Besides doing rotations on ice, Rebecca rotates her weekly pairs practice schedule: two days in Ardmore, Pa., one in Princeton, and one at University of Delaware. She also practices by herself, which paid off at nationals where she earned her personal best score. Rebecca said she is “very focused and always working” to skate, study and participate at school. She plays trumpet in jazz band and orchestra, and French horn in honors band.
Later this month, it is older sister Shoshanna’s turn to head to national competition. Shoshanna is a junior at Kennett High School and is on University of Delaware’s junior level synchronized skating team, which is ranked second on the East Coast. “It’s like the Rockettes; 16 girls dancing on ice. It is not pretty if one girl puts her foot down at the wrong time. It affects the judging,” said Dr. Lustig.
Shoshanna has skated since she was four and enjoys the team sport. “I love skating with my best friends.

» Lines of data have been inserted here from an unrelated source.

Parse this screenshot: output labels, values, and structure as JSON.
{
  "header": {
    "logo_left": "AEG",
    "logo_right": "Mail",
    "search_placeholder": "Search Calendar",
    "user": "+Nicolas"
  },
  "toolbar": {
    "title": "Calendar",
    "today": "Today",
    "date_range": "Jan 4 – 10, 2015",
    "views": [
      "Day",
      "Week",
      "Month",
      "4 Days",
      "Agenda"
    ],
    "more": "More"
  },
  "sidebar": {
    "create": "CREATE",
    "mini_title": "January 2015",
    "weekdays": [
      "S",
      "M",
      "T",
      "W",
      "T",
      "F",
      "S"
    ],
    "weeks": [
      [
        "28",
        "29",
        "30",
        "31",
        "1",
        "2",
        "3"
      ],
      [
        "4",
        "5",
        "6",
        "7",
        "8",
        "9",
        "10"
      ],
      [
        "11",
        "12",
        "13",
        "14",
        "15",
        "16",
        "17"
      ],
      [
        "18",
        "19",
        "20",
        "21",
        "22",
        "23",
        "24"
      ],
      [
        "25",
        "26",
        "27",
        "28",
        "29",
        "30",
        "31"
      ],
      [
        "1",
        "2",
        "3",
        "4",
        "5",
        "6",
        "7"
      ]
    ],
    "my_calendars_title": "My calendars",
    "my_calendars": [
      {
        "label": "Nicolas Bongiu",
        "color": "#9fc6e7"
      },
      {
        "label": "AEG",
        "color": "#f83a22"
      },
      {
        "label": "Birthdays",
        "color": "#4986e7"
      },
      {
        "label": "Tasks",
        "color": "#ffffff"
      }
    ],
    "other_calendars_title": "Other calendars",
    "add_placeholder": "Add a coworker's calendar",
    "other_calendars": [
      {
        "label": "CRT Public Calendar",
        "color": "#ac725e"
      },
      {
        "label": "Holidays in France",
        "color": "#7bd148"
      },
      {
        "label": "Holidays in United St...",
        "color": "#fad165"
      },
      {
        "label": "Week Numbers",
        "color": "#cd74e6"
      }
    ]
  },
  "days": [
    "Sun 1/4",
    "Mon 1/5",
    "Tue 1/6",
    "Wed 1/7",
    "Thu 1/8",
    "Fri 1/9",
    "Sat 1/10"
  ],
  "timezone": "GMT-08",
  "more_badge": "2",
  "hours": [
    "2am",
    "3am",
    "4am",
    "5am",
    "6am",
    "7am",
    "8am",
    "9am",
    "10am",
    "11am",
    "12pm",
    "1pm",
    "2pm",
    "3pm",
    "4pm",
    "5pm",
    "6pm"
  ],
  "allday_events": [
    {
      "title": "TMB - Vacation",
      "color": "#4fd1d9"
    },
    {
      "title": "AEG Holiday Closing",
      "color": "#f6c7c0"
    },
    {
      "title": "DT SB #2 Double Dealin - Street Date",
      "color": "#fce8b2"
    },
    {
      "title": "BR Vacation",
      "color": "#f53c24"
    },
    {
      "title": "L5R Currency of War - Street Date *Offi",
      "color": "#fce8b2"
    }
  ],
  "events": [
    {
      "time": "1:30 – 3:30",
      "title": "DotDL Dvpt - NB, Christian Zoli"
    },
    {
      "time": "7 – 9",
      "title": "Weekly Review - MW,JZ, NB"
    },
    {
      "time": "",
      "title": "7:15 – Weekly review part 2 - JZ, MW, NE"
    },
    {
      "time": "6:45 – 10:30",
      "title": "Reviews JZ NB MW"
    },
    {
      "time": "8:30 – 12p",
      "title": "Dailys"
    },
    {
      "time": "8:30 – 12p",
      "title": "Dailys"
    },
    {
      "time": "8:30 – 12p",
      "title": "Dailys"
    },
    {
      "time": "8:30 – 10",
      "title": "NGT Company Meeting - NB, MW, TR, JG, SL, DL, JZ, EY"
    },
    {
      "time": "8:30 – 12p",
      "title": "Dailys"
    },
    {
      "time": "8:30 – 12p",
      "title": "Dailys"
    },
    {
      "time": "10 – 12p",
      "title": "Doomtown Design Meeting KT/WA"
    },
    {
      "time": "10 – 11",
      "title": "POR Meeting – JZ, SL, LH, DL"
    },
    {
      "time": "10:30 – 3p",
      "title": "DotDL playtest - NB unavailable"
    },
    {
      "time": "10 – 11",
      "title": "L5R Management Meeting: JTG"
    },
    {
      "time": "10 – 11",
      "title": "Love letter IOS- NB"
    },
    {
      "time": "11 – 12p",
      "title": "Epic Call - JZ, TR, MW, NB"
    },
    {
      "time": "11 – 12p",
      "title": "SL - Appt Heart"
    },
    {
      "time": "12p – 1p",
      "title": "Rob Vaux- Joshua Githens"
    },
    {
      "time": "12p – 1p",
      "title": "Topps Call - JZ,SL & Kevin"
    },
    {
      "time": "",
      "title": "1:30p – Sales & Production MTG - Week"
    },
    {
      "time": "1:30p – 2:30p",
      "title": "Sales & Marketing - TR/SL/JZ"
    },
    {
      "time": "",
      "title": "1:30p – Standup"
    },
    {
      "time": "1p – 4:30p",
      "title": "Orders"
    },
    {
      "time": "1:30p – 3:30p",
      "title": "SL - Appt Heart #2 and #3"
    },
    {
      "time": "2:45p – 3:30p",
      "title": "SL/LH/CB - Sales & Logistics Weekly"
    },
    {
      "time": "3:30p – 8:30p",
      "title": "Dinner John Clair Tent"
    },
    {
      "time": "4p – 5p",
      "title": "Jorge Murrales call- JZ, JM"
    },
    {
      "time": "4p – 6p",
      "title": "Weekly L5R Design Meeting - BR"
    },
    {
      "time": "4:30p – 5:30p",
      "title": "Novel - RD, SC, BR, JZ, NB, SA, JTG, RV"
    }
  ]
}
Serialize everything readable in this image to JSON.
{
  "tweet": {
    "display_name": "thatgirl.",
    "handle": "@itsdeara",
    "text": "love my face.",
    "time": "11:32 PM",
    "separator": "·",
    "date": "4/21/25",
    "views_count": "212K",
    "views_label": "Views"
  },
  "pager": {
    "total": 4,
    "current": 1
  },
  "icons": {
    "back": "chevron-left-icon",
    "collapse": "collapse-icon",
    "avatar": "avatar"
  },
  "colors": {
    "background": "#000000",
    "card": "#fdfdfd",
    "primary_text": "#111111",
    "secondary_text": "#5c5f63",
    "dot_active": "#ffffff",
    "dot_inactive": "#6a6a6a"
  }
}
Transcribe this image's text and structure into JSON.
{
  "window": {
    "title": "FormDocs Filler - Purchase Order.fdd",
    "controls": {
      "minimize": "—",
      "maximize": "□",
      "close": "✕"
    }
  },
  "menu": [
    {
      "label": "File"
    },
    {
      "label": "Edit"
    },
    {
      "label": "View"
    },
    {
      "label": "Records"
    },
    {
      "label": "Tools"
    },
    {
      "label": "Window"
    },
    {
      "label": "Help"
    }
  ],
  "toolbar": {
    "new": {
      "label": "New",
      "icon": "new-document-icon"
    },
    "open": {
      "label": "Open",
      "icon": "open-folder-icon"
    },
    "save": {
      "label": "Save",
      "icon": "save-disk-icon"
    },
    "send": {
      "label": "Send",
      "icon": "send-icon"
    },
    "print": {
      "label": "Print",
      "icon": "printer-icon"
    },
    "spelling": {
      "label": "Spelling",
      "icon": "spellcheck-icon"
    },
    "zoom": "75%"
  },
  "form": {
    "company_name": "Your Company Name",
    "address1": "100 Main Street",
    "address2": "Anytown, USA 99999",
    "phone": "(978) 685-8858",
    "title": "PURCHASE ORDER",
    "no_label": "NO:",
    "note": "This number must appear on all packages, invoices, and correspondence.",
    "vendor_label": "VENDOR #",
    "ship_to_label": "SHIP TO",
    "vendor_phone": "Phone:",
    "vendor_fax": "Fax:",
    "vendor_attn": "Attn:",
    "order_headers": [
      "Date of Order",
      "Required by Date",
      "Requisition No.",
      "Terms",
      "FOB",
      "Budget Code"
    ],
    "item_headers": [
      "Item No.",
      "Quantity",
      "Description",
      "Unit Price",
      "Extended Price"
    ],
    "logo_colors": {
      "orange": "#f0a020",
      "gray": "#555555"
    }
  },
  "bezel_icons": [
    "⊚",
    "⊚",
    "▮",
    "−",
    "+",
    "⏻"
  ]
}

Competitions are so much fun and I’m never alone on the ice.”
Besides practicing, she takes five Advanced Placement and honors courses. To juggle homework and skating practice, Shoshanna said, “I work at lunch sometimes and stay up way too late, according to my mom.” At the rink, she works on characterization and expression in her skating to reflect the long and short programs for competition.
She runs a summer camp for 3 to 5 year olds to raise money for pancreatic cancer research. After her grandmother died from the disease in 2006, Shoshanna wanted to help find a cure. She started Camp Curious in a basement with a few children. Enrollment for the summer day camp now closes in the spring when 25 to 30 children are registered. Last summer Camp Curious raised more than $17,000 for cancer research. Kennett High School students help with the camp to fulfill graduation requirements.
At school, Shoshanna participates in student council, yearbook club, Future Business Leaders of America, Humanitarian Club, National Honor Society and Quidditch.Dr. Lustig skates, too. “I’m amusing to watch, but it is a pleasure to watch the girls perform.”